La séance dure une heure. Pour le responsable de l’étude, ce processus est le meilleur moyen d’augmenter le taux d'oxygénation du sang. " L'oxygène va se dissoudre et se concentrer dans le sang. La concentration en oxygène va être 15 fois supérieure à la concentration de la pression atmosphérique, il y a un effet d’oxygénation qui est majeur."

Caisson hyperbare : un double avantage

"On sait que le covid au niveau pulmonaire va créer une inflammation très importante qui va altérer les échanges entre les poumons et le sang. On sait que l’oxygène hyperbare a des propriétés justement anti inflammatoire et puis le fait de réoxygéner va permettre de limiter la réplication du virus", précise l'opérateur.

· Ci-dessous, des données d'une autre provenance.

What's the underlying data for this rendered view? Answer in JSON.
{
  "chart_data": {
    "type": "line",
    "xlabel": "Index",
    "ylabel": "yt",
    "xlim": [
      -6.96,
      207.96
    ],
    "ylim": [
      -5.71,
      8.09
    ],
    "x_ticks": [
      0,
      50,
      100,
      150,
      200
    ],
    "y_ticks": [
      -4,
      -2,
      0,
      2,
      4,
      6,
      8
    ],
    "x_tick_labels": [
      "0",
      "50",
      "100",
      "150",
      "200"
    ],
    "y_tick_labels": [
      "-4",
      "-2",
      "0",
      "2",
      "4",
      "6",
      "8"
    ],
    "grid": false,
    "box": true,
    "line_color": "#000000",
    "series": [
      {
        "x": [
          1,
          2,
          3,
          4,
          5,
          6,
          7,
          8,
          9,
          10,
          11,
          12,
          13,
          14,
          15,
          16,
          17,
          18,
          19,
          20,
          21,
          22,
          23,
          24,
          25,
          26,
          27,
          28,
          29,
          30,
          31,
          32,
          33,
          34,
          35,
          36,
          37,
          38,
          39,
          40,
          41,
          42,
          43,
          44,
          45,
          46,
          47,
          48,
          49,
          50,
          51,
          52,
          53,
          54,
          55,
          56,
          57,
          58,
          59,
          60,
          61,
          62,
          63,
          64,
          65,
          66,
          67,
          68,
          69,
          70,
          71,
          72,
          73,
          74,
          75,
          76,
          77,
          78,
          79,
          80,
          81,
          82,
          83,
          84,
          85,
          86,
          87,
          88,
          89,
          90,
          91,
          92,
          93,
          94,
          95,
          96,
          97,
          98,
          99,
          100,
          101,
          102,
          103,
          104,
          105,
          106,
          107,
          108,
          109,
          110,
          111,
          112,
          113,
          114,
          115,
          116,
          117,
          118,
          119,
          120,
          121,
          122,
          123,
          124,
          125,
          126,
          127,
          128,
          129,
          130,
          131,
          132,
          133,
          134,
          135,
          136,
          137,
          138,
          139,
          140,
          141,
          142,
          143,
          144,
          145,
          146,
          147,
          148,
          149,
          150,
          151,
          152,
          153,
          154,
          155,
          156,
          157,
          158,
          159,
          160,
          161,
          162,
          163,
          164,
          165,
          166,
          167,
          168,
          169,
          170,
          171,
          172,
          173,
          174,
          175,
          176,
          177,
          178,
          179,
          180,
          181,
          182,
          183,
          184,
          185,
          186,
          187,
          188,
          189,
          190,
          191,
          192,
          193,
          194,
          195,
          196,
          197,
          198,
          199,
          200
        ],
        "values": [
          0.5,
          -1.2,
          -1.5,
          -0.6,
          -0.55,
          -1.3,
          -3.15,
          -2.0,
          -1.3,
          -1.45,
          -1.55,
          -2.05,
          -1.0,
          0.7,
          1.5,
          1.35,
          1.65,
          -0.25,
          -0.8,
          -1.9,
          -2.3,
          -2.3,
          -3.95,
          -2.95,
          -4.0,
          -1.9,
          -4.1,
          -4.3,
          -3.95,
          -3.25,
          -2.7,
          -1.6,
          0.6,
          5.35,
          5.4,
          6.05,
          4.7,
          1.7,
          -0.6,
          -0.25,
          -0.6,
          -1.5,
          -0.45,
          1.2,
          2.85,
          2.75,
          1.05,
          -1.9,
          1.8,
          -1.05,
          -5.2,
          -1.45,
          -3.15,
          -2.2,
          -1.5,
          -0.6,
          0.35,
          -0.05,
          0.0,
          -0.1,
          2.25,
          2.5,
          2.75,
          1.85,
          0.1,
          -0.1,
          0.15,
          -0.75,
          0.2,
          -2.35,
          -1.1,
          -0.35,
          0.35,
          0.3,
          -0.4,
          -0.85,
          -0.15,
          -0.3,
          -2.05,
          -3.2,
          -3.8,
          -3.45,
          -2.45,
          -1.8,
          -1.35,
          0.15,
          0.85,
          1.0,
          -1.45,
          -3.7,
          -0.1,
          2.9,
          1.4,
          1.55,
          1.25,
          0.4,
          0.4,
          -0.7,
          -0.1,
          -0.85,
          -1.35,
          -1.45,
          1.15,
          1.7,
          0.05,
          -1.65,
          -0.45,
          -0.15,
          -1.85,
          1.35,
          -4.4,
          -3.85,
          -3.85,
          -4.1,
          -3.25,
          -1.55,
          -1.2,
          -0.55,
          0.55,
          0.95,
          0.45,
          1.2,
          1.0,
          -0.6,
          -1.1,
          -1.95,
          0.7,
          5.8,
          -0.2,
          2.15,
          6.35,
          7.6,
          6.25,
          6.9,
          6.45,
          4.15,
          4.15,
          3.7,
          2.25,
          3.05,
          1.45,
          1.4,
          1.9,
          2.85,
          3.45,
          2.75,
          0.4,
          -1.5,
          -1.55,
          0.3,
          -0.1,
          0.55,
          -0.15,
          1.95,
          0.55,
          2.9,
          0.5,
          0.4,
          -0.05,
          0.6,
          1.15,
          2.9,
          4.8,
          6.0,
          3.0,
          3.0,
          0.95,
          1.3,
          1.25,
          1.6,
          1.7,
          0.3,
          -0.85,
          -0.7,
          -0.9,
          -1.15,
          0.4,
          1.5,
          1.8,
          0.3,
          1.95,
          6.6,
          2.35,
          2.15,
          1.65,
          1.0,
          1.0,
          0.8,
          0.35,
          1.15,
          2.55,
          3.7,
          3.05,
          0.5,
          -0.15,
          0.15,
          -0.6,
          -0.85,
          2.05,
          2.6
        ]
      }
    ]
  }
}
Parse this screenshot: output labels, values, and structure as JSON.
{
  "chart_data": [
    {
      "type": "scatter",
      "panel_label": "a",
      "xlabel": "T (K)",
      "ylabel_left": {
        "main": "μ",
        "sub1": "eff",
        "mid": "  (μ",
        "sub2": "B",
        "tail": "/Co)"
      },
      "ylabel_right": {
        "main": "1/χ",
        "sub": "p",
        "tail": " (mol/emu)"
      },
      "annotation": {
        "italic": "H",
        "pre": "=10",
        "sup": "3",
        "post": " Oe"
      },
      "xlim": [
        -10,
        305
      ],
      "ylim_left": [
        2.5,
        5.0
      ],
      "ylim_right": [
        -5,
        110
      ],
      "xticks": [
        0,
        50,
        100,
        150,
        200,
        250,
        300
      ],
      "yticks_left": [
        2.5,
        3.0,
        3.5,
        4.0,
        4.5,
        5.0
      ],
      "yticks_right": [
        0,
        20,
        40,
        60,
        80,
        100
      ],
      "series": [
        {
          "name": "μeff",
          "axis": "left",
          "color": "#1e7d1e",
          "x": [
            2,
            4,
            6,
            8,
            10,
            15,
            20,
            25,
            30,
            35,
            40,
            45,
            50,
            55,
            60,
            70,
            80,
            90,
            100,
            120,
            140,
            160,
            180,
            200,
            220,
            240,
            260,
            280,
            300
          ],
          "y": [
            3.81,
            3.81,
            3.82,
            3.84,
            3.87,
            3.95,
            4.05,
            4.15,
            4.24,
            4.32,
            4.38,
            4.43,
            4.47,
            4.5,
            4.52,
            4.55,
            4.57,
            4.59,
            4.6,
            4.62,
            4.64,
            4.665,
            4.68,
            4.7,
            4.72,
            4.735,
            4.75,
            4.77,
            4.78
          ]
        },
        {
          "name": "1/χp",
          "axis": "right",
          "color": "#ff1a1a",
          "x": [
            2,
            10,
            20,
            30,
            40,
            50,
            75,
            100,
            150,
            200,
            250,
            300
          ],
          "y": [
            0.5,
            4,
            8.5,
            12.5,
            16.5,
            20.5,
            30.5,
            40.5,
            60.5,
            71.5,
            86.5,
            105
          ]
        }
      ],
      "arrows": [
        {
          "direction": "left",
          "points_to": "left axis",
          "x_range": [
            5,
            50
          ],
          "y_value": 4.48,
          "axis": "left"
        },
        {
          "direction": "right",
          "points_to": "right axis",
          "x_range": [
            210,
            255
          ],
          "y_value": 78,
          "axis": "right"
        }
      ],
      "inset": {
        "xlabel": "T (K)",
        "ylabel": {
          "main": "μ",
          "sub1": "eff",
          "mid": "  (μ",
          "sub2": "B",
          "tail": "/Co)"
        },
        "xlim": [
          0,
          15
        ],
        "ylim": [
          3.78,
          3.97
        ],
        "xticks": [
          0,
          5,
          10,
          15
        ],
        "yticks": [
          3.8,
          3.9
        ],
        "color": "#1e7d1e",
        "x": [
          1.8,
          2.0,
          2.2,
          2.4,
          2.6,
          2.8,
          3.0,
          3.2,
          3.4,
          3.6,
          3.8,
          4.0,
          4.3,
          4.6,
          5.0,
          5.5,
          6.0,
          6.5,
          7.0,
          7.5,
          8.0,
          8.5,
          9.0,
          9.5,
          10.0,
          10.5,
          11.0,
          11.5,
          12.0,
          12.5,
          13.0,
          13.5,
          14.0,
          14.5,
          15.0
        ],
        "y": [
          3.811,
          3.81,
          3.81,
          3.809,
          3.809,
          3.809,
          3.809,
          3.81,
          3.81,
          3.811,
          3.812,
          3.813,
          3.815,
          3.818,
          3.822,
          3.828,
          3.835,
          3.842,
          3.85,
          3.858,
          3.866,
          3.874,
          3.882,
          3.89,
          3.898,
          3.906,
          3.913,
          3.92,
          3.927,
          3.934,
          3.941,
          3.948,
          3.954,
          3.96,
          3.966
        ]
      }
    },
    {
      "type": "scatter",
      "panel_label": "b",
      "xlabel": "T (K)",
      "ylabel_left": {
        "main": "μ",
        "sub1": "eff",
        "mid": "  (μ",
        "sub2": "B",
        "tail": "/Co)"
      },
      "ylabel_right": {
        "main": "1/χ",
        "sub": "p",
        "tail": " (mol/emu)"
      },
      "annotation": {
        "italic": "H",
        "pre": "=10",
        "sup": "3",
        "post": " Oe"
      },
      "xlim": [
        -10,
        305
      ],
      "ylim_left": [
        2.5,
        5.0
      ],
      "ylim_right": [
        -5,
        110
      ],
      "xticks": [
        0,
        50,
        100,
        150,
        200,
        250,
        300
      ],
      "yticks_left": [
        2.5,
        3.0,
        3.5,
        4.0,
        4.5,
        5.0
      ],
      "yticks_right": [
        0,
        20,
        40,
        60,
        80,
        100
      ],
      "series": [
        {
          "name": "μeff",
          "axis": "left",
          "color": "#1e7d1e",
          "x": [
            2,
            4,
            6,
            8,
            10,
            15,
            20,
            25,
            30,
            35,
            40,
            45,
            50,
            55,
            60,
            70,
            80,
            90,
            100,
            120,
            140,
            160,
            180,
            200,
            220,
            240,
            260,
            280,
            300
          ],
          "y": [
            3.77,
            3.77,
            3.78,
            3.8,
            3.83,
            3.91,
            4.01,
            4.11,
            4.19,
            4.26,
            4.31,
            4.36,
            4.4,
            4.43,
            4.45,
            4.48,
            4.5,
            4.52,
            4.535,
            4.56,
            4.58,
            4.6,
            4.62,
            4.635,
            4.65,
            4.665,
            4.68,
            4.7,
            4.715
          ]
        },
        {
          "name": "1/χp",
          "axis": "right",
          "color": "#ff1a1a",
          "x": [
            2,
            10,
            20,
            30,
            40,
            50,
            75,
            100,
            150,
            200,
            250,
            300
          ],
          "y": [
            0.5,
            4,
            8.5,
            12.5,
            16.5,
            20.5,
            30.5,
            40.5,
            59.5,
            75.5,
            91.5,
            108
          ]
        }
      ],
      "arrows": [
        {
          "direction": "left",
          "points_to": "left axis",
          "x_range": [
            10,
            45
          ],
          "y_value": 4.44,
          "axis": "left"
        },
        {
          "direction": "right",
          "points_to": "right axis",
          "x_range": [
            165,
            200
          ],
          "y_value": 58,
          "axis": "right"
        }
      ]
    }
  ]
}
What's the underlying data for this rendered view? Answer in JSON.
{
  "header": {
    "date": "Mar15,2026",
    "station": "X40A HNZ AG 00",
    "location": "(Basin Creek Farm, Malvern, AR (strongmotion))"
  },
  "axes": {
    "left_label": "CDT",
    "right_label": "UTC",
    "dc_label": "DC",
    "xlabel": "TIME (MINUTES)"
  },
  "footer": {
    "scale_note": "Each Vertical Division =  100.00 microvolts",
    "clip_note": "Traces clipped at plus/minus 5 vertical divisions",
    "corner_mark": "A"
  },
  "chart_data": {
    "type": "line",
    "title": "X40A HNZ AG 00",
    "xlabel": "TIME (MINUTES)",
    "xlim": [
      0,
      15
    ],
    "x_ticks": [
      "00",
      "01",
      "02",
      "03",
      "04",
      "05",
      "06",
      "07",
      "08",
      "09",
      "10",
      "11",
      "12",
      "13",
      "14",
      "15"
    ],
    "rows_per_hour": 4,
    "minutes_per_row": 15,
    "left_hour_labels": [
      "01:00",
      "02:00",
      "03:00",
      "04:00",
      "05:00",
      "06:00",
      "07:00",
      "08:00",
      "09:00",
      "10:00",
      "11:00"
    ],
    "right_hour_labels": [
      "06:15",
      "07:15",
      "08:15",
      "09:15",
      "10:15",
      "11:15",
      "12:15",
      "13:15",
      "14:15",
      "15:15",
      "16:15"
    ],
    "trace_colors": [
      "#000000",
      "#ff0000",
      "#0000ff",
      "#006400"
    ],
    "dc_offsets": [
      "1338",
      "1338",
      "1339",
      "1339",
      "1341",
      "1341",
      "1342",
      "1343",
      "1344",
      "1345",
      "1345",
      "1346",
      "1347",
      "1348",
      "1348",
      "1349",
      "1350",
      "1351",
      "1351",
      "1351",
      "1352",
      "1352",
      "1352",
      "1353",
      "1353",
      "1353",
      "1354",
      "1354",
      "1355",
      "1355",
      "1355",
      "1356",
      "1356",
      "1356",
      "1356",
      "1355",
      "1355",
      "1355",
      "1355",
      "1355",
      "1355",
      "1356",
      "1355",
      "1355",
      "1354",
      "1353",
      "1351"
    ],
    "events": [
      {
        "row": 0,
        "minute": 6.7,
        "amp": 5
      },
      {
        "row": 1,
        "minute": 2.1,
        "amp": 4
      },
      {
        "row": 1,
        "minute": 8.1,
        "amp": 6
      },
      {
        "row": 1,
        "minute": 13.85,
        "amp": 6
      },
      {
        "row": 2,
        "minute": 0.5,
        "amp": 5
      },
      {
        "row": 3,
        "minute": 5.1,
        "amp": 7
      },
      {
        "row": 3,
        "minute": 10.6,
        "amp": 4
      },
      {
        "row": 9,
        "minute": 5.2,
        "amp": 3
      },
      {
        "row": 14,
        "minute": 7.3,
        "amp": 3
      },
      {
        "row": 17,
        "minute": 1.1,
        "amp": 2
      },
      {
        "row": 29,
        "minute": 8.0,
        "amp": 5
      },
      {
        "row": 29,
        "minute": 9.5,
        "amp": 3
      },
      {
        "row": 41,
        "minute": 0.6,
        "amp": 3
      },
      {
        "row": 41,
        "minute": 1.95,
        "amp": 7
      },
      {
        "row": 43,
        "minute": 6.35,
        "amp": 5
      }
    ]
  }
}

Mais pour cela, l’oxygène hyperbare doit être administré dès les premiers jours de la maladie. C'est le cas de Michèle. Il y a un mois, touchée par le Covid, elle a été hospitalisée en urgence puis inclut dans l’étude. "On a l’air qui nous vient devant, c’est de l’oxygène on le sent bien, on respire bien.  Je me sentais mieux dans le caisson c’est certain que quand j’étais dans le lit avec le petit truc dans le nez, les lunettes, je ne sais pas comment ça ça s’appelle. Et je serais bien restée une demi-journée dans le caisson mais sans la bulle",  témoigne Michèle.

Pour vérifier scientifiquement ces effets positifs sur les patients covid, l’étude a aussi inclus un groupe contrôle traité uniquement par oxygénation classique.  Les résultats de l'étude sont attendus pour le mois de juin.